By margaretta wa gacheru (posted 28 November 2018

Niketa Fazal is a rare kind of Kenyan artist. For one thing, she had to endure a mini-mid-life crisis before she realized she was meant to be a visual artist. She’d trained in graphic design in UK and then went into advertising once she returned home to Kenya. But she didn’t feel fulfilled in that career.
“I’d always loved the arts,” she told Saturday Nation. But it wasn’t until she’d nearly reached forty that she finally took the radical step to leave her job and enroll in Kenyatta University’s fine art department.
Niketa says she was the oldest student in her class, but she didn’t mind, since she felt she was doing what she was meant to do.
Now Niketa is painting up a storm. For her latest series of works, she traveled all around Nairobi, sketching sites and shooting photographs in order to create a number of cityscapes. These were recently on display at Village Market, together with art of two other women artists.

With Yulia Chvetsova and Milena Weichelt, Niketa mounted an exhibition entitled ‘Diverse Perspectives.’ Their show only ran from 16th to 19th November so I confess I didn’t get there. But I managed to get a private viewing of Niketa’s art when I visited her home and saw both paintings from her recent show as well as earlier works she’d created this past year.
“2018 has been a busy year for me,” says Niketa who got her bachelor of fine art in 2011. “I had a [solo] show in [Delhi] India in February, and another one in Spain in September which featured my watercolors,” she adds.
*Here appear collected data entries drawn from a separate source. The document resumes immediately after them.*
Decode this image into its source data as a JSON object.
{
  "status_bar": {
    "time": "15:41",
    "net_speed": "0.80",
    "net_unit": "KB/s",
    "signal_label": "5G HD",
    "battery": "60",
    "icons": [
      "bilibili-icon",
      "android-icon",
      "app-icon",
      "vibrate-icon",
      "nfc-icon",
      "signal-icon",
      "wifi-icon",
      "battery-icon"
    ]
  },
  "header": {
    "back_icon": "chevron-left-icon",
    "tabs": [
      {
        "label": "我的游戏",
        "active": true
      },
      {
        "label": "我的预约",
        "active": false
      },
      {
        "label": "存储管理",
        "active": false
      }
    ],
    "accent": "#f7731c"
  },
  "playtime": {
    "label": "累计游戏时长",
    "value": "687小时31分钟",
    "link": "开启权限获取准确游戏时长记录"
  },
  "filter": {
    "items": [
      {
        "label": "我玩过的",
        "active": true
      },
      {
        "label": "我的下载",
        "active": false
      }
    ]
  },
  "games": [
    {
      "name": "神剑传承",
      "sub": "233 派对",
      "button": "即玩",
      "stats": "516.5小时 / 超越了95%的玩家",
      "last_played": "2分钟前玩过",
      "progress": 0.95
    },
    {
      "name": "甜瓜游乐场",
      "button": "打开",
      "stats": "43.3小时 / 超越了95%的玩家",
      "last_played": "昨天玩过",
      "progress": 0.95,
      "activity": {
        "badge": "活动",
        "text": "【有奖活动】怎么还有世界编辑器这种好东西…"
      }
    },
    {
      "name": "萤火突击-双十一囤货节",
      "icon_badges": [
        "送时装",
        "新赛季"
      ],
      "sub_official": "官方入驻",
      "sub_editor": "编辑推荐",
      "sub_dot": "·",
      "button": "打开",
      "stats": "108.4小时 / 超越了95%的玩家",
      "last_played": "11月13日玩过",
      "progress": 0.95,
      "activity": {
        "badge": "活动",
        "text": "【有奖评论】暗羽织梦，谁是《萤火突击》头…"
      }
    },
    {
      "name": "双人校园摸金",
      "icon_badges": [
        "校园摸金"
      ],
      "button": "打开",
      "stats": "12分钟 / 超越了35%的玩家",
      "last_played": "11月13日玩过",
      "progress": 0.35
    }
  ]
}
Hoping to organize a group exhibition of water colorist in 2019, Niketa’s works at Village Market had been primarily painted in acrylics.
“For my cityscapes, I traveled all around Nairobi, both sketching scenes on site and taking photographs that I would later use inside my studio,” says Niketa who says she loves her city.
But she admits she’s been troubled to see how rapidly the city has changed on the surface. Her cityscapes reflect those changes since she, like another Kenyan artist, Paul Njihia, felt compelled to paint construction sites as ‘works in progress’.
But more troubling to her is that beneath the surface and behind those high rises, she’s continued to see the same slums that haven’t changed significantly despite all the towering walls of cement and steel rising rapidly all around them.
Her show included both high rises and scenes from Majengo and Kibera. Yet even though she painted ‘mabati’ shacks situated near a city dump, her perspective never seems bleak or voyeuristic.
On the contrary, one work that she entitles ‘White Wash’ highlights not the dilapidated slum so much as the white sheets hanging on a laundry line in front of a shack behind which stands the one beautiful purple-blossomed Jacaranda tree in that neighborhood.
Another one of her works is a common sight on Landies Road where scores of empty blue metal barrels are stacked maybe thirty feet off the ground. Her painting portrays the peculiar beauty of that scene. The man standing below the stack seems minimized by the magnitude of the metals’ implicit might.
The painting by Niketa that I find most intriguing is one she created in early 2008 entitled ‘Power Sharing’. The scene is somewhere in Eastlands. What’s most distinctive about it is the darkened sky overhead which evokes a mood that’s haunting and almost ominous as was the politicians’ talk of ‘power sharing’. On the other hand, dark skies could foreshadow much-needed rain. So there’s a paradox to this painting which reflected a sign of those times.